The official Python SDK for the [Graphor](https://graphorlm.com) API. Build intelligent document applications with ease.

**Features:**
- 📄 **Document Ingestion** — Upload files, web pages, GitHub repos, and YouTube videos
- 💬 **Document Chat** — Ask questions with conversational memory
- 📊 **Structured Extraction** — Extract data using JSON Schema
- 🔍 **Semantic Search** — Retrieve relevant chunks for custom RAG pipelines
- ⚡ **Async Support** — Full async/await support with `AsyncGraphor`
- 🔒 **Type Safety** — Complete type definitions for all params and responses

## Documentation

📚 **Full documentation**: [docs.graphorlm.com/sdk/overview](https://docs.graphorlm.com/sdk/overview)

## Installation

```bash
pip install graphor
```

For better async performance with aiohttp:

```bash
pip install graphor[aiohttp]
```

## Quick Start

```python
from graphor import Graphor

client = Graphor()  # Uses GRAPHOR_API_KEY env var

# Upload a document
source = client.sources.upload(file=open("document.pdf", "rb"))
print(f"Uploaded: {source.file_name}")

# Ask questions about your documents
response = client.sources.ask(question="What are the main topics?")
print(f"Answer: {response.answer}")
```

## Authentication

Set your API key as an environment variable (recommended):

```bash
export GRAPHOR_API_KEY="grlm_your_api_key_here"
```

```python
from graphor import Graphor

client = Graphor()  # Automatically uses GRAPHOR_API_KEY
```

Or pass it directly:

```python
client = Graphor(api_key="grlm_your_api_key_here")
```

## Core Features

### 📄 Upload Documents

Upload files, web pages, GitHub repositories, or YouTube videos:

```python
from pathlib import Path
from graphor import Graphor

client = Graphor()

# Upload a local file
source = client.sources.upload(file=Path("report.pdf"))

# Upload from URL
source = client.sources.upload_url(url="https://example.com/article")

# Upload from GitHub
source = client.sources.upload_github(url="https://github.com/org/repo")

# Upload from YouTube
source = client.sources.upload_youtube(url="https://youtube.com/watch?v=...")
```

**Supported formats:** PDF, DOCX, TXT, MD, HTML, CSV, XLSX, PNG, JPG, MP3, MP4, and more.

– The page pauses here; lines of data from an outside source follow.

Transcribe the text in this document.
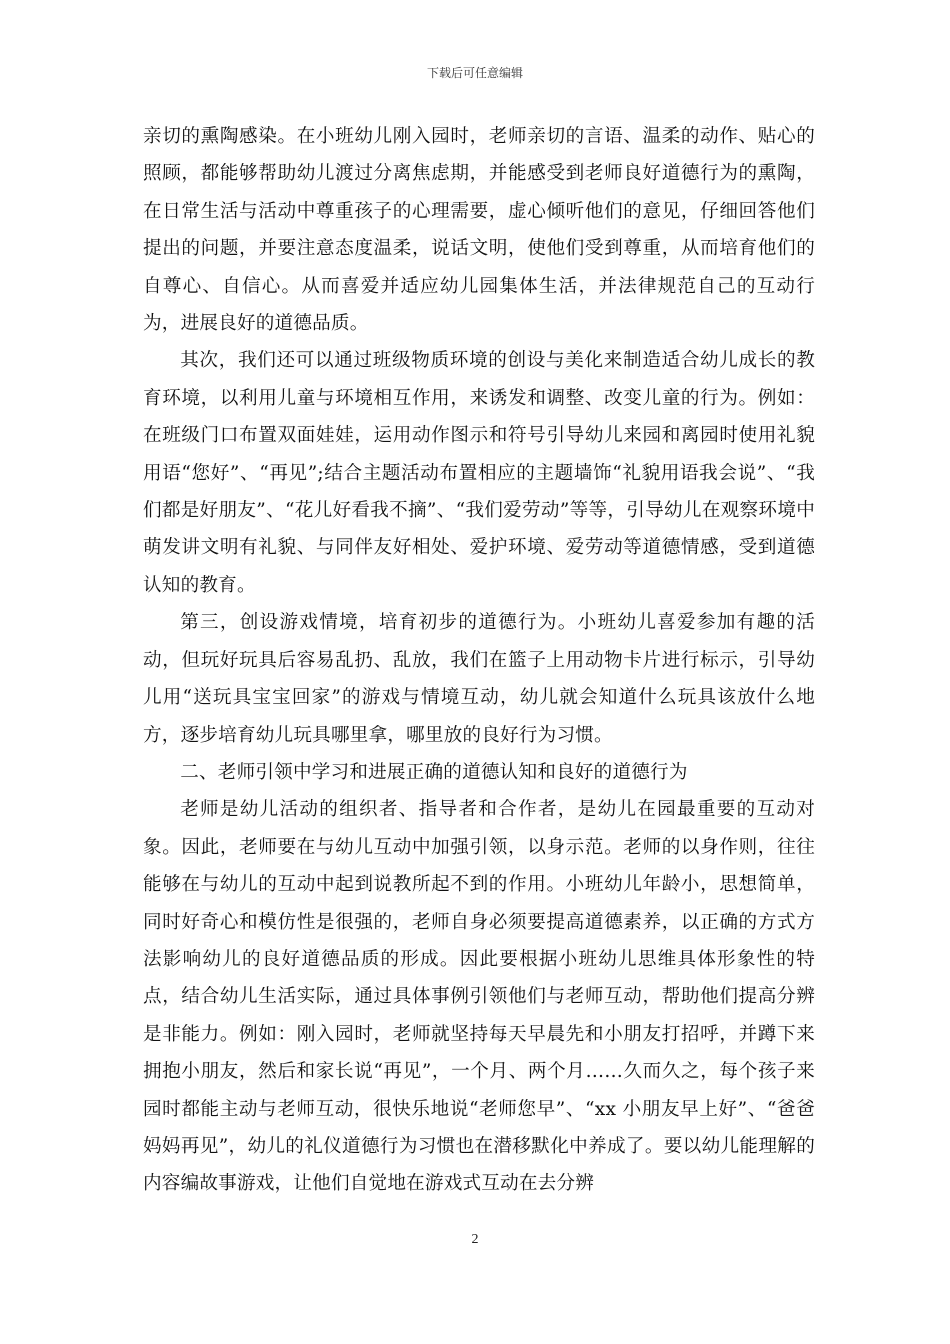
下载后可任意编辑

亲切的熏陶感染。在小班幼儿刚入园时，老师亲切的言语、温柔的动作、贴心的照顾，都能够帮助幼儿渡过分离焦虑期，并能感受到老师良好道德行为的熏陶，在日常生活与活动中尊重孩子的心理需要，虚心倾听他们的意见，仔细回答他们提出的问题，并要注意态度温柔，说话文明，使他们受到尊重，从而培育他们的自尊心、自信心。从而喜爱并适应幼儿园集体生活，并法律规范自己的互动行为，进展良好的道德品质。

其次，我们还可以通过班级物质环境的创设与美化来制造适合幼儿成长的教育环境，以利用儿童与环境相互作用，来诱发和调整、改变儿童的行为。例如：在班级门口布置双面娃娃，运用动作图示和符号引导幼儿来园和离园时使用礼貌用语“您好”、“再见”;结合主题活动布置相应的主题墙饰“礼貌用语我会说”、“我们都是好朋友”、“花儿好看我不摘”、“我们爱劳动”等等，引导幼儿在观察环境中萌发讲文明有礼貌、与同伴友好相处、爱护环境、爱劳动等道德情感，受到道德认知的教育。

第三，创设游戏情境，培育初步的道德行为。小班幼儿喜爱参加有趣的活动，但玩好玩具后容易乱扔、乱放，我们在篮子上用动物卡片进行标示，引导幼儿用“送玩具宝宝回家”的游戏与情境互动，幼儿就会知道什么玩具该放什么地方，逐步培育幼儿玩具哪里拿，哪里放的良好行为习惯。

二、老师引领中学习和进展正确的道德认知和良好的道德行为

老师是幼儿活动的组织者、指导者和合作者，是幼儿在园最重要的互动对象。因此，老师要在与幼儿互动中加强引领，以身示范。老师的以身作则，往往能够在与幼儿的互动中起到说教所起不到的作用。小班幼儿年龄小，思想简单，同时好奇心和模仿性是很强的，老师自身必须要提高道德素养，以正确的方式方法影响幼儿的良好道德品质的形成。因此要根据小班幼儿思维具体形象性的特点，结合幼儿生活实际，通过具体事例引领他们与老师互动，帮助他们提高分辨是非能力。例如：刚入园时，老师就坚持每天早晨先和小朋友打招呼，并蹲下来拥抱小朋友，然后和家长说“再见”，一个月、两个月……久而久之，每个孩子来园时都能主动与老师互动，很快乐地说“老师您早”、“xx 小朋友早上好”、“爸爸妈妈再见”，幼儿的礼仪道德行为习惯也在潜移默化中养成了。要以幼儿能理解的内容编故事游戏，让他们自觉地在游戏式互动在去分辨

2
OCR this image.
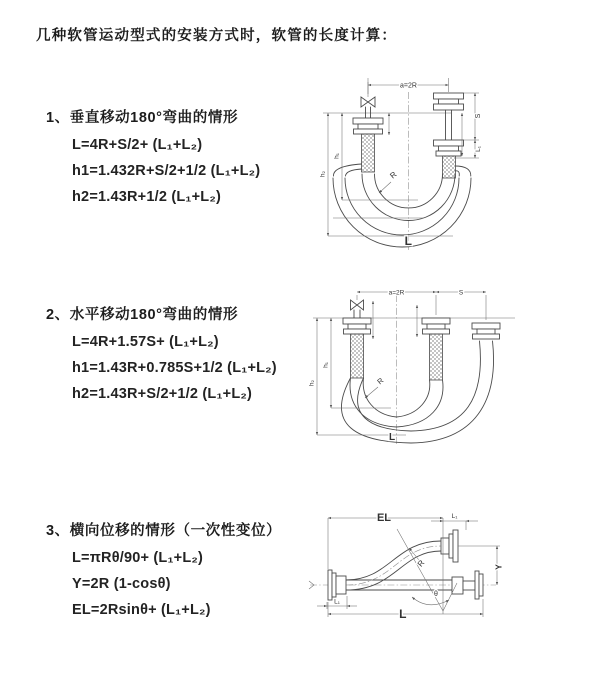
几种软管运动型式的安装方式时，软管的长度计算：
1、垂直移动180°弯曲的情形
L=4R+S/2+ (L₁+L₂)
h1=1.432R+S/2+1/2 (L₁+L₂)
h2=1.43R+1/2 (L₁+L₂)
2、水平移动180°弯曲的情形
L=4R+1.57S+ (L₁+L₂)
h1=1.43R+0.785S+1/2 (L₁+L₂)
h2=1.43R+S/2+1/2 (L₁+L₂)
3、横向位移的情形（一次性变位）
L=πRθ/90+ (L₁+L₂)
Y=2R (1-cosθ)
EL=2Rsinθ+ (L₁+L₂)
a=2R
S
L₁
h₁
h₂	R
L
a=2R	S
h₁
h₂	R
L
θ
R
EL	L₁
Y
L
L₁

📖 [Full upload documentation](https://docs.graphorlm.com/sdk/sources/upload)

### ⚙️ Process Documents

Reprocess documents with different OCR/parsing methods:

```python
# Reprocess with high-resolution parsing
source = client.sources.parse(
    file_name="document.pdf",
    partition_method="hi_res"  # Options: basic, hi_res, hi_res_ft, mai, graphorlm
)
```

📖 [Full processing documentation](https://docs.graphorlm.com/sdk/sources/process)

### 💬 Chat with Documents

Ask questions about your documents with conversational memory:

```python
# Ask a question
response = client.sources.ask(
    question="What are the key findings?"
)
print(response.answer)

# Follow-up question (maintains context)
follow_up = client.sources.ask(
    question="Can you elaborate on the first point?",
    conversation_id=response.conversation_id
)
print(follow_up.answer)

# Scope to specific documents
response = client.sources.ask(
    question="Compare these two reports",
    file_names=["report-2023.pdf", "report-2024.pdf"]
)
```

📖 [Full chat documentation](https://docs.graphorlm.com/sdk/chat)

### 📊 Extract Structured Data

Extract structured information using JSON Schema:

```python
result = client.sources.extract(
    file_names=["invoice.pdf"],
    user_instruction="Extract invoice details",
    output_schema={
        "type": "object",
        "properties": {
            "invoice_number": {"type": "string"},
            "total_amount": {"type": "number"},
            "line_items": {
                "type": "array",
                "items": {
                    "type": "object",
                    "properties": {
                        "description": {"type": "string"},
                        "amount": {"type": "number"}
                    }
                }
            }
        }
    }
)

print(result.structured_output)
# {"invoice_number": "INV-001", "total_amount": 1500.00, "line_items": [...]}
```

📖 [Full extraction documentation](https://docs.graphorlm.com/sdk/extract)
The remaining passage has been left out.